Caveated numbers — read before quoting

LongMemEval has no committed matrix cell in our benchmark system. The numbers below live only in raw run JSONs and have a known provenance gap: no frozen judge-prompt hash, so the two runs' judges cannot be reconciled. Treat them as measured, not adjudicated. They are not a headline leaderboard claim, and we do not present a single "LongMemEval number" for Mnemoverse.

We have two variant-s judge runs that share configuration (variant s, gpt-5-mini reader+judge, top_k 20, 1536-d API embeddings) yet disagree sharply:

RunOverall judge score (stored)Per-category judge score (avg)
0327 (longmemeval_20260327_235944.json)≈0.62single-session-user 0.757 · knowledge-update 0.727 · single-session-assistant 0.661 · multi-session 0.649 · temporal-reasoning 0.534 · single-session-preference 0.20
0323 (longmemeval_20260323_130557.json)≈0.79single-session-user 0.942 · single-session-assistant 0.938 · knowledge-update 0.820 · temporal-reasoning 0.777 · multi-session 0.705 · single-session-preference 0.565

Each run's overall is stored directly as diagnostics.overall_judge_score (0.6197 and 0.792); the per-category column is the stored per-category judge scores.
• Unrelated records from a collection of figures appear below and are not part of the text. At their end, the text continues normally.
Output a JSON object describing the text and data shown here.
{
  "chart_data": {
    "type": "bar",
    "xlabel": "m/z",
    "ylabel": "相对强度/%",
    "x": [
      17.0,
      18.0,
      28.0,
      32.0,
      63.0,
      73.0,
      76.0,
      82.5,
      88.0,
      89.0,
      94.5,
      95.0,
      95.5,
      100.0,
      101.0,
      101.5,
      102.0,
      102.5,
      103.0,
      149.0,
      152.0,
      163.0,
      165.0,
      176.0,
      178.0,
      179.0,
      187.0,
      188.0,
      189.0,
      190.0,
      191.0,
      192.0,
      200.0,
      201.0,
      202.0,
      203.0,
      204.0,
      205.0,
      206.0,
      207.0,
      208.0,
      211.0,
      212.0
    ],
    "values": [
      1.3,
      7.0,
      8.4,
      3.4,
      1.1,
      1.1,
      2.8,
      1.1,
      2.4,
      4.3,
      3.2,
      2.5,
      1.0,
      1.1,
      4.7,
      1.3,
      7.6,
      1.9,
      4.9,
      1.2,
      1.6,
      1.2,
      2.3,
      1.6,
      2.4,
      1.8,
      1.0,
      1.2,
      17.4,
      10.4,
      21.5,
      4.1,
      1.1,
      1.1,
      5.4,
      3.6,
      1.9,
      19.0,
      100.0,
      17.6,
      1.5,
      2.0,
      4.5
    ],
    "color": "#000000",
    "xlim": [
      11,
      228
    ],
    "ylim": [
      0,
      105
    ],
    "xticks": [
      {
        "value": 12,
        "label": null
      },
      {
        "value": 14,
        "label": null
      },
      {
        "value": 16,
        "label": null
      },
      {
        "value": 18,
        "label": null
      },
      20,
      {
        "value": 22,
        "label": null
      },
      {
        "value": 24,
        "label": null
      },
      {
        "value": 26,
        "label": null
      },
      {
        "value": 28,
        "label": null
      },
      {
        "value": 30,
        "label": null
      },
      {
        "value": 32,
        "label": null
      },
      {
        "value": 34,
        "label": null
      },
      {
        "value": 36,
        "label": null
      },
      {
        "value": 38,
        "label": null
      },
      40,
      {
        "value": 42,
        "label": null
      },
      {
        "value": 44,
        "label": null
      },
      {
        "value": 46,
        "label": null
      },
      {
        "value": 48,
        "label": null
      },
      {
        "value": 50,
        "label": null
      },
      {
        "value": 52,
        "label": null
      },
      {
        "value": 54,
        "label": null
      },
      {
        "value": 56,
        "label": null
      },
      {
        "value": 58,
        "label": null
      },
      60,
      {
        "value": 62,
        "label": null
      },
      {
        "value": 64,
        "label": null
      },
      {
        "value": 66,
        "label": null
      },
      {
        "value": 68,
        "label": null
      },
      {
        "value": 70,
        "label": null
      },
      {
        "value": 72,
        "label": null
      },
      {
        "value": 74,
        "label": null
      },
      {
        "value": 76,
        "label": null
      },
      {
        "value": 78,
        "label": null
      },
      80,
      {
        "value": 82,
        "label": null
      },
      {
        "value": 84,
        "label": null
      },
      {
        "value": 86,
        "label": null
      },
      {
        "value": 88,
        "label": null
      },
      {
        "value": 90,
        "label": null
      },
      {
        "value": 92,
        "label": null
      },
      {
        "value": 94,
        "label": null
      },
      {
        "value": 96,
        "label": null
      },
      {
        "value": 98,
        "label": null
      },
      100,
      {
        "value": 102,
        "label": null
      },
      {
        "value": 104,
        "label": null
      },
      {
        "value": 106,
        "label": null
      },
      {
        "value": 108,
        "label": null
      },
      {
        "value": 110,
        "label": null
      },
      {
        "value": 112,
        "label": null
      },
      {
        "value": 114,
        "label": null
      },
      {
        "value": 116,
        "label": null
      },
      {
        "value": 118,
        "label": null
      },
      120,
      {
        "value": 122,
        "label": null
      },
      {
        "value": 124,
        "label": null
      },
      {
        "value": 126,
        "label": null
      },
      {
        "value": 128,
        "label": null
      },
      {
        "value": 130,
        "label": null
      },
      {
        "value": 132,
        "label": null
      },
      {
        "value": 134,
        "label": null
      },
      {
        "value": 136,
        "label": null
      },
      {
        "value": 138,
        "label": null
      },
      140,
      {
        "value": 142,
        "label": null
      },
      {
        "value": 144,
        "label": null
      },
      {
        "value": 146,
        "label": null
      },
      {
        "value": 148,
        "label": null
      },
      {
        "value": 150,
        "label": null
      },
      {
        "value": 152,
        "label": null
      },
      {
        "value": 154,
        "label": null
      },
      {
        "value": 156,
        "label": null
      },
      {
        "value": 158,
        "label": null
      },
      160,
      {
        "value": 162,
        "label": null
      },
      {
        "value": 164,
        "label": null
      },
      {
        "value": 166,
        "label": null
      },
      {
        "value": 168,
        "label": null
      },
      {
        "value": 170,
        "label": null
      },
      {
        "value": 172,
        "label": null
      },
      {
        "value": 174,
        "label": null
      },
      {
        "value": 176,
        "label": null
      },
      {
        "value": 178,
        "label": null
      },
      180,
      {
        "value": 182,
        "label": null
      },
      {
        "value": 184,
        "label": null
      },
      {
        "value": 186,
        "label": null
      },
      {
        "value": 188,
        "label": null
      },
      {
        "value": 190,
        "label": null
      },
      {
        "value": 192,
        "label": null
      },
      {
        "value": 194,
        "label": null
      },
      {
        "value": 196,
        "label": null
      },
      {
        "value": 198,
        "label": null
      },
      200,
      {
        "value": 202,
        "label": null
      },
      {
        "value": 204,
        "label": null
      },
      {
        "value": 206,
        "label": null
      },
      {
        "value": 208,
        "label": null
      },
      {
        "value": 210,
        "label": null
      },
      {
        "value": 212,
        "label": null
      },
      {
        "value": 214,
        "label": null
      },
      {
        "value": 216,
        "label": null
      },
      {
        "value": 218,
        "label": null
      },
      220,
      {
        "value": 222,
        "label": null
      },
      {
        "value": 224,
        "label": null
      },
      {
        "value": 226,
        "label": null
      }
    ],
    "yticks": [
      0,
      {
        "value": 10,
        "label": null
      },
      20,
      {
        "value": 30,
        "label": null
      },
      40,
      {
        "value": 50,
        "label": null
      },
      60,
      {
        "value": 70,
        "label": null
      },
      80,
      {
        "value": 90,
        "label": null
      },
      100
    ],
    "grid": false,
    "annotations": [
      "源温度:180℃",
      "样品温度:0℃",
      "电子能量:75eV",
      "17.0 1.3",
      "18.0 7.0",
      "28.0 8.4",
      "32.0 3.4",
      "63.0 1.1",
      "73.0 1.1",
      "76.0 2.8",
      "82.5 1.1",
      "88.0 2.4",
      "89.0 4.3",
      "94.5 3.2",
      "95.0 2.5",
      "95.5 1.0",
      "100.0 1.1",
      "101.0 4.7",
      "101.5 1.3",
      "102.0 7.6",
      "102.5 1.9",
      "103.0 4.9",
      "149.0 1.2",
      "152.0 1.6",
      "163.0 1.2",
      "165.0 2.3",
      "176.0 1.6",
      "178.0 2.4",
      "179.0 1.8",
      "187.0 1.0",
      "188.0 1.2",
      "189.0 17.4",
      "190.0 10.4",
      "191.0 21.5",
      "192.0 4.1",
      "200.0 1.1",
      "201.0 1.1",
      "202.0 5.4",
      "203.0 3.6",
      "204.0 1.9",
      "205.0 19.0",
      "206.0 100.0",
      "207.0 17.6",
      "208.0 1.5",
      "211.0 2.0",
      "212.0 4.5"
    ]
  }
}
Why we show both and pick neither

The two runs use the same reader, the same retrieval depth, and the same embeddings on the structured config — yet the 0323 run reports much higher per-category judge scores while its token-F1 is lower (e.g. single-session-user F1 0.154 on 0323 vs 0.521 on 0327). Higher judge accuracy paired with lower token overlap is the signature of a more lenient judge pass: the judge accepted answers the stricter pass rejected, without the answers actually matching the references more closely.
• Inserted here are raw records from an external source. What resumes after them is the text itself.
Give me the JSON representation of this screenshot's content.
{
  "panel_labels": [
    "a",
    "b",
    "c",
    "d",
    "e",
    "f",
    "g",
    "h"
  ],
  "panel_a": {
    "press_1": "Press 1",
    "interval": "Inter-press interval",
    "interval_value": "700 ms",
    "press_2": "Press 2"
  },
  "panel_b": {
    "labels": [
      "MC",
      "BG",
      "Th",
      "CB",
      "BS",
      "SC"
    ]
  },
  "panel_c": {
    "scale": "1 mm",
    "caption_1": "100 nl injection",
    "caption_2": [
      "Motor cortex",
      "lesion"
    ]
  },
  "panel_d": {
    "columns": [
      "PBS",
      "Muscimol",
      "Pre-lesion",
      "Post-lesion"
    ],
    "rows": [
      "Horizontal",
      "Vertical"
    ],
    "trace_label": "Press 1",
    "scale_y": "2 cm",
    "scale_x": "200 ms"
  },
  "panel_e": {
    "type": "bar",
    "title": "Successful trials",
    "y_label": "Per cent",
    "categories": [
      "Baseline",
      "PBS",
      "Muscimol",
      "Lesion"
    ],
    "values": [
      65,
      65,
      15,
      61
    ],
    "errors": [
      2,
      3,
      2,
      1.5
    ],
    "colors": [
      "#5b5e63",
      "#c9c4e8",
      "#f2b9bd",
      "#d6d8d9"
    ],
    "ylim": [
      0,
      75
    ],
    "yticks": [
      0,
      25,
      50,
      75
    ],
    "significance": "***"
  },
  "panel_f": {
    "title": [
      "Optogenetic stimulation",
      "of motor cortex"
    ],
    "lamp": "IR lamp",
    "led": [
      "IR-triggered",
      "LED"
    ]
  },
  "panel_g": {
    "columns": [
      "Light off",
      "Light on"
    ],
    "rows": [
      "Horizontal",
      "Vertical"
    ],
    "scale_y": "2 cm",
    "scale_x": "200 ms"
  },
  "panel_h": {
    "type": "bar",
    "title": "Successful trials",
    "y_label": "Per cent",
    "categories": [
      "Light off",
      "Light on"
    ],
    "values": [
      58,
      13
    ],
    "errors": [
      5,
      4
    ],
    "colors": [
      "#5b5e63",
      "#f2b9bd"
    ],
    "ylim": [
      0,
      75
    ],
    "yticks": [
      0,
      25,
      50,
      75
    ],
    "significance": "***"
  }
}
This is the same leniency effect documented in The Judge Says Yes Too Easily — an LLM judge's strictness can swing the headline number by tens of points without the underlying retrieval changing at all. Without a frozen judge-prompt hash, we cannot say which pass is the "correct" one. So we present the ≈0.62 / ≈0.79 band and assert neither as canonical. When the gpt-5 protocol run lands with a frozen judge, it will replace both.

Known asymmetries

  • Backbone gap. Top published systems use frontier models (Hindsight on Gemini-3 Pro, others on gpt-4o); our measured runs used gpt-5-mini. The fixed-judge protocol exists to remove this confound — until it runs, cross-system comparison is not apples-to-apples.
  • Self-reported vs measured-by-us. Published competitor numbers (Hindsight ≈91.4, EverMemOS ≈83.0, TiMem ≈76.9, GPT-4o RAG top-10 ≈71.4, GPT-4o full-context ≈60.6, Mem0 ≈65.0) come from each system's own judge and backbone. They are reference points, not a single ranking against our numbers. Several widely-cited figures were corrected against primary sources (e.g. the GPT-4o RAG "72.0" is not in the paper — Table 2's best GPT-4o @10 is 71.4; the Llama-3.1-8B "45.4" is not a cell in the paper; the MemGPT "15.8" is from a vendor blog, not Wu et al.).
  • Abstention coverage. The protocol describes 7 question types including abstention; the variant-s run we cite contained only the 6 non-abstention types (500 instances). So our numbers do not exercise the false-premise refusal case.
  • Judge identity matters more than the dataset here. As the discrepancy above shows, on this benchmark the judge configuration can move the headline more than the memory engine does. Any single number without a judge-prompt hash should be read skeptically — including ours.

By Edward Izgorodin · last updated 2026-06-21.